Deus lhe abençoe, minha querida. Tentarei escrever mais, depois. Continuo a escrever nas páginas de trás. Desde a última vez que lhe escrevi, nos aproximamos 11 milhas de nosso posto. Tivemos apenas uma refeição quente e, por dois dias, refeição fria. Era para termos lá chegado, mas ficamos presos por quatro dias devido a uma terrível tempestade. Acho que perdemos nossa melhor chance. Decidimos não por fim às nossas vidas e lutar com a esperança de chegar àquele posto. Certamente, será sem dor, portanto não se aflija.
Escrevi cartas em páginas esparsas deste livro – será que você vai conseguir enviá-las? Estou ansioso por você e o futuro do menino. Faça-o interessar-se por História Natural, se você conseguir – é melhor do que jogos. Algumas escolas encorajam esse estudo. Sei que você o manterá, o máximo possível, ao ar livre. Tente fazê-lo acreditar em um Deus, é reconfortante.
Oh, minha querida, minha querida, que sonhos eu tive a respeito do futuro do menino, e ainda assim, minha garota, sei que você enfrentará estoicamente todas as dificuldades. Sua foto e a do menino serão encontradas em meu peito – e também aquela, no porta-retrato vermelho marroquino, oferecido por Lady Baxter. Na minha bolsa particular, há um pedaço da bandeira da Inglaterra – que hasteei no Pólo Sul – junto com a bandeira negra do Amundsen e outras lembrancinhas. Dê um pedaço da bandeira da Inglaterra ao Rei, e um pedacinho menor para a Rainha Alexandra, e o resto guarde como um humilde prêmio para você!

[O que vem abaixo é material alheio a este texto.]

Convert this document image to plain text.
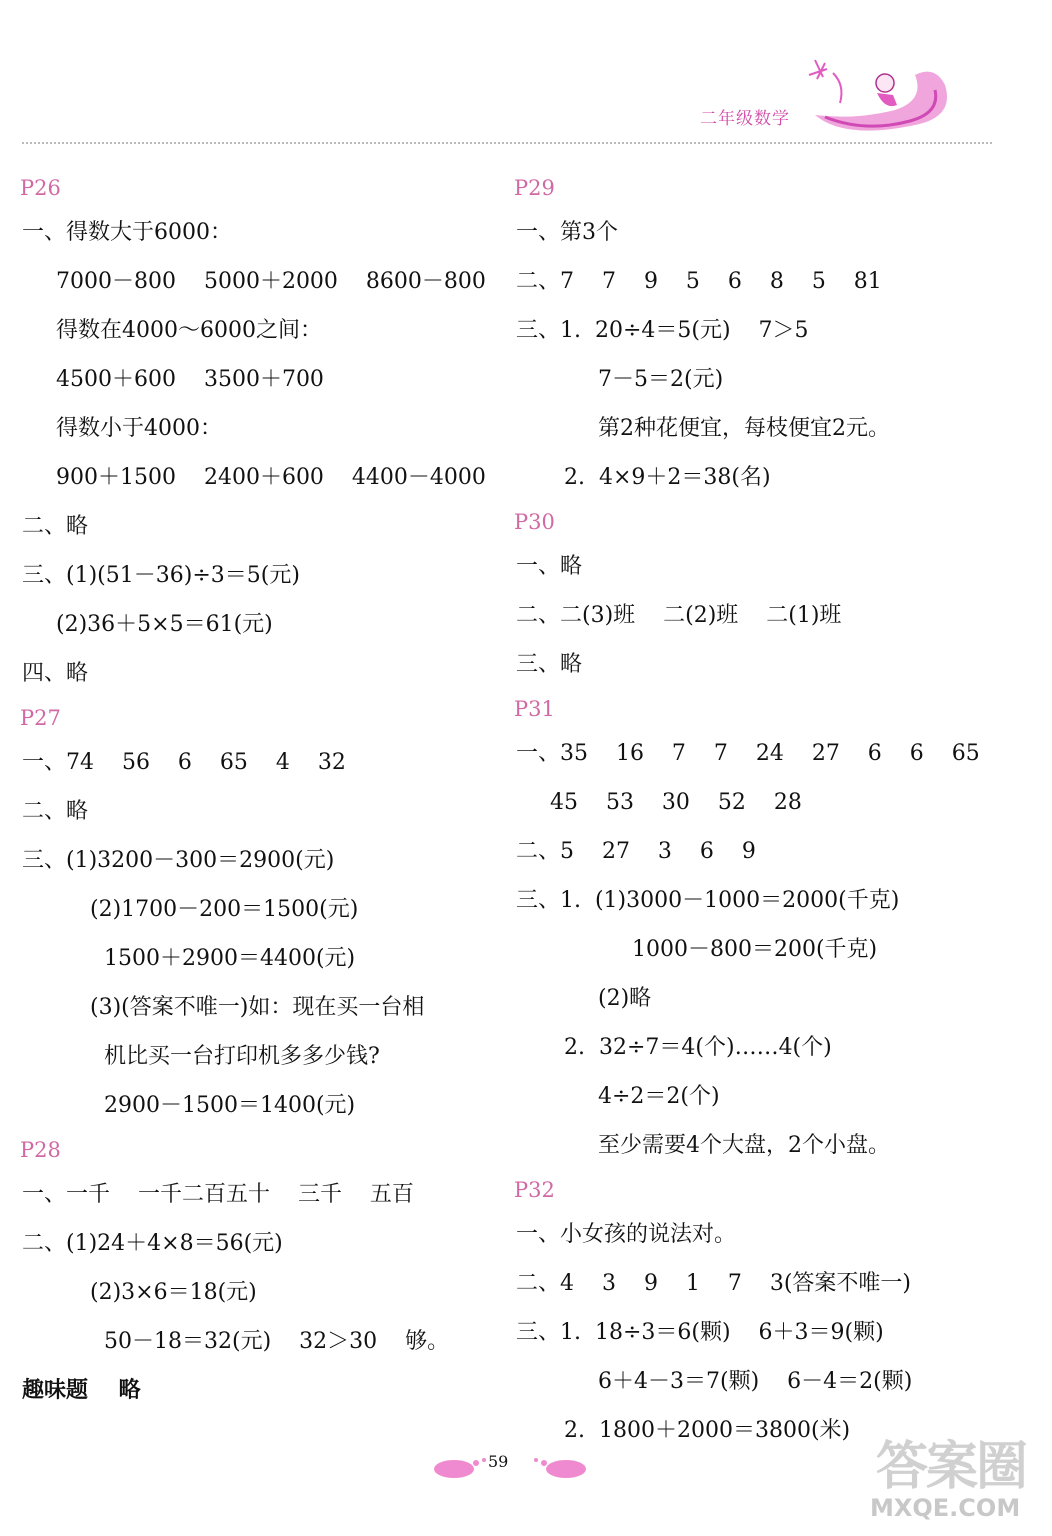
二年级数学
P26
一、得数大于6000：
7000－800    5000＋2000    8600－800
得数在4000～6000之间：
4500＋600    3500＋700
得数小于4000：
900＋1500    2400＋600    4400－4000
二、略
三、(1)(51－36)÷3＝5(元)
(2)36＋5×5＝61(元)
四、略
P27
一、74    56    6    65    4    32
二、略
三、(1)3200－300＝2900(元)
(2)1700－200＝1500(元)
1500＋2900＝4400(元)
(3)(答案不唯一)如：现在买一台相
机比买一台打印机多多少钱?
2900－1500＝1400(元)
P28
一、一千    一千二百五十    三千    五百
二、(1)24＋4×8＝56(元)
(2)3×6＝18(元)
50－18＝32(元)    32＞30    够。
趣味题    略
P29
一、第3个
二、7    7    9    5    6    8    5    81
三、1.  20÷4＝5(元)    7＞5
7－5＝2(元)
第2种花便宜，每枝便宜2元。
2.  4×9＋2＝38(名)
P30
一、略
二、二(3)班    二(2)班    二(1)班
三、略
P31
一、35    16    7    7    24    27    6    6    65
45    53    30    52    28
二、5    27    3    6    9
三、1.  (1)3000－1000＝2000(千克)
1000－800＝200(千克)
(2)略
2.  32÷7＝4(个)……4(个)
4÷2＝2(个)
至少需要4个大盘，2个小盘。
P32
一、小女孩的说法对。
二、4    3    9    1    7    3(答案不唯一)
三、1.  18÷3＝6(颗)    6＋3＝9(颗)
6＋4－3＝7(颗)    6－4＝2(颗)
2.  1800＋2000＝3800(米)
59	答案圈
MXQE.COM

Quanta coisa, quanta, eu poderia lhe contar desta viagem. Quão melhor foi do que ficar perambulando no conforto do lar – que histórias você teria para contar ao menino, no entanto a que preço! Não mais verei seu rosto tão querido!
Querida, procure confortar a mamãe. Vou escrever umas poucas linhas para ela neste livro. Também fique em contato com Ettie e os outros. Oh, mantenha uma postura corajosa diante do mundo; não seja orgulhosa demais a ponto de não aceitar ajuda que favoreça o menino. Ele deve ter oportunidade de conseguir uma boa profissão e fazer algo neste mundo.

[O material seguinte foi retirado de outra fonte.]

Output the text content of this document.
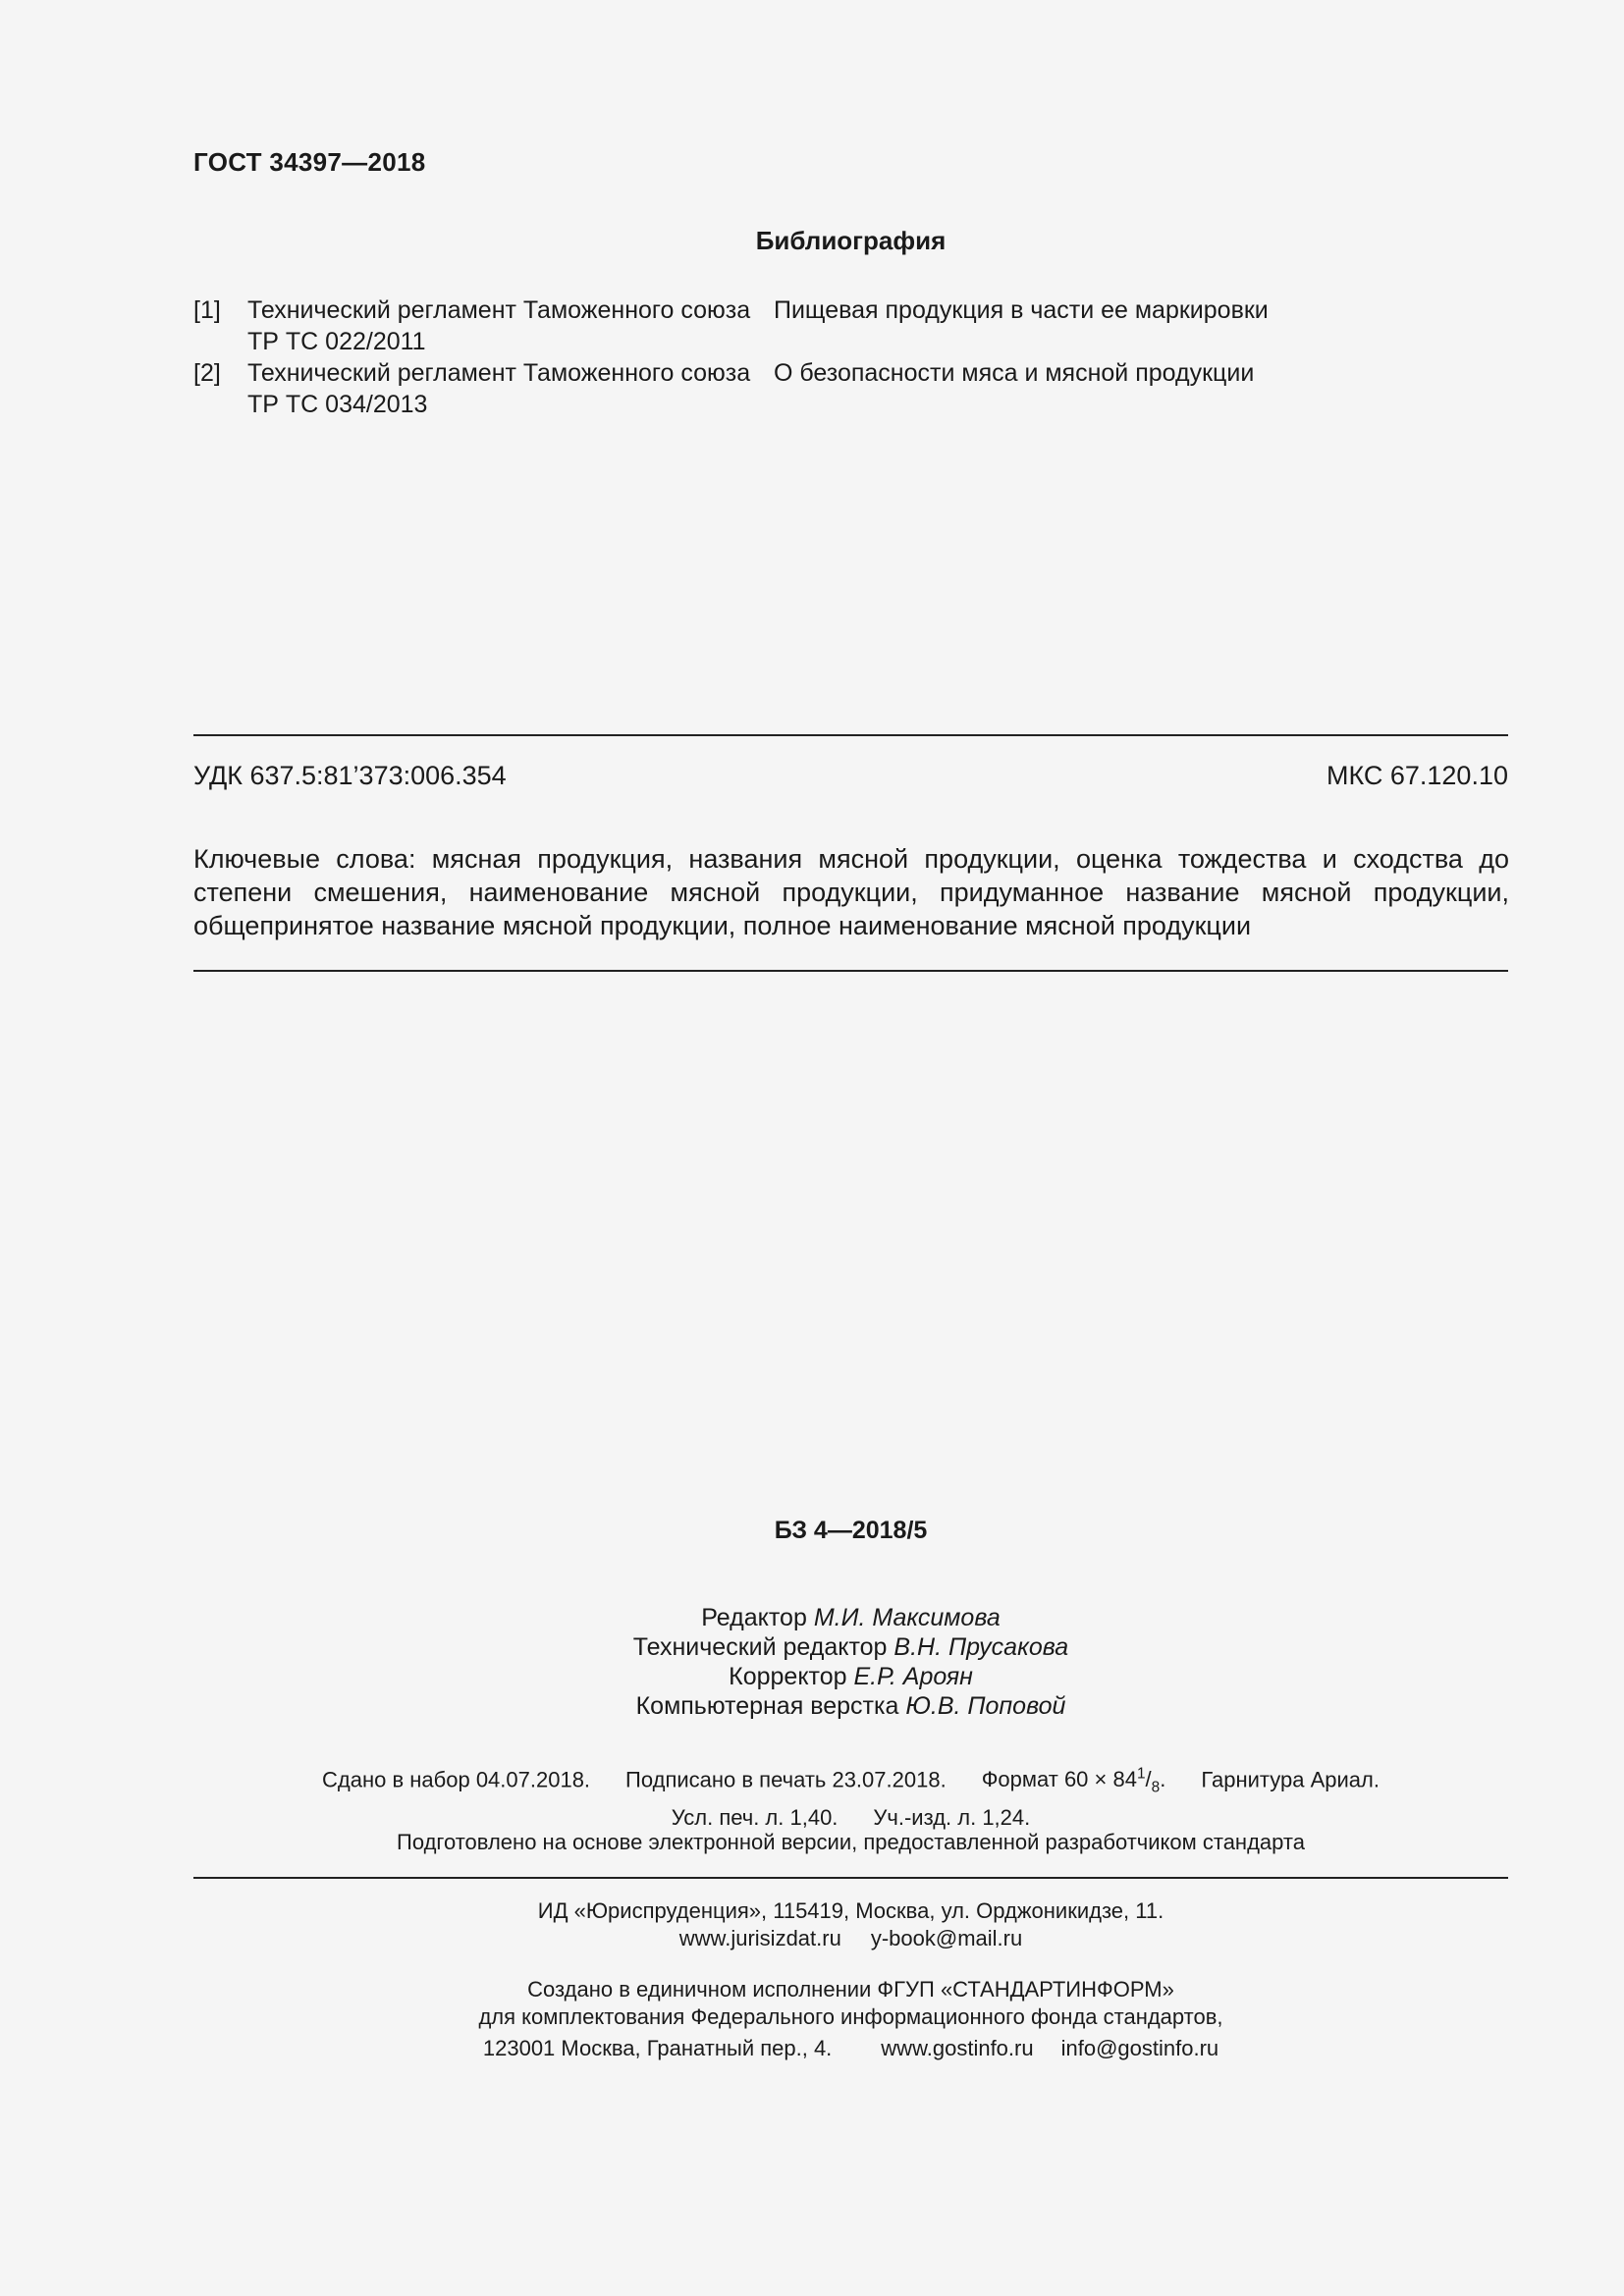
ГОСТ 34397—2018
Библиография
[1] Технический регламент Таможенного союза
ТР ТС 022/2011
Пищевая продукция в части ее маркировки
[2] Технический регламент Таможенного союза
ТР ТС 034/2013
О безопасности мяса и мясной продукции
УДК 637.5:81’373:006.354	МКС 67.120.10
Ключевые слова: мясная продукция, названия мясной продукции, оценка тождества и сходства до степени смешения, наименование мясной продукции, придуманное название мясной продукции, общепринятое название мясной продукции, полное наименование мясной продукции
БЗ 4—2018/5
Редактор М.И. Максимова
Технический редактор В.Н. Прусакова
Корректор Е.Р. Ароян
Компьютерная верстка Ю.В. Поповой
Сдано в набор 04.07.2018. Подписано в печать 23.07.2018. Формат $60 \times 84^1/_8$. Гарнитура Ариал.
Усл. печ. л. 1,40. Уч.-изд. л. 1,24.
Подготовлено на основе электронной версии, предоставленной разработчиком стандарта
ИД «Юриспруденция», 115419, Москва, ул. Орджоникидзе, 11.
www.jurisizdat.ru y-book@mail.ru
Создано в единичном исполнении ФГУП «СТАНДАРТИНФОРМ»
для комплектования Федерального информационного фонда стандартов,
123001 Москва, Гранатный пер., 4. www.gostinfo.ru info@gostinfo.ru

Não terei tempo para escrever a Sir Clements – diga-lhe que pensei muito nele e nunca me entristeço por ele ter-me posto no comando do Discovery.
“A última carta de Scott da Antártica”

...voltando ao relato da minha viagem.

Algumas alas do presídio estão reformadas e reformuladas, mas existe uma em especial que não possui nem mesmo sistema de calefação, então é um lugar bastante frio, consegui ficar por lá alguns minutos, o lugar não trás boas idéias.
Os castigos aos presos na maioria dos casos estavam relacionados ao frio, ferramenta abundante por aqui... Outros como ficar sem ver a luz do dia por um período longo deveriam ser atormentadores em um lugar tão deprimente.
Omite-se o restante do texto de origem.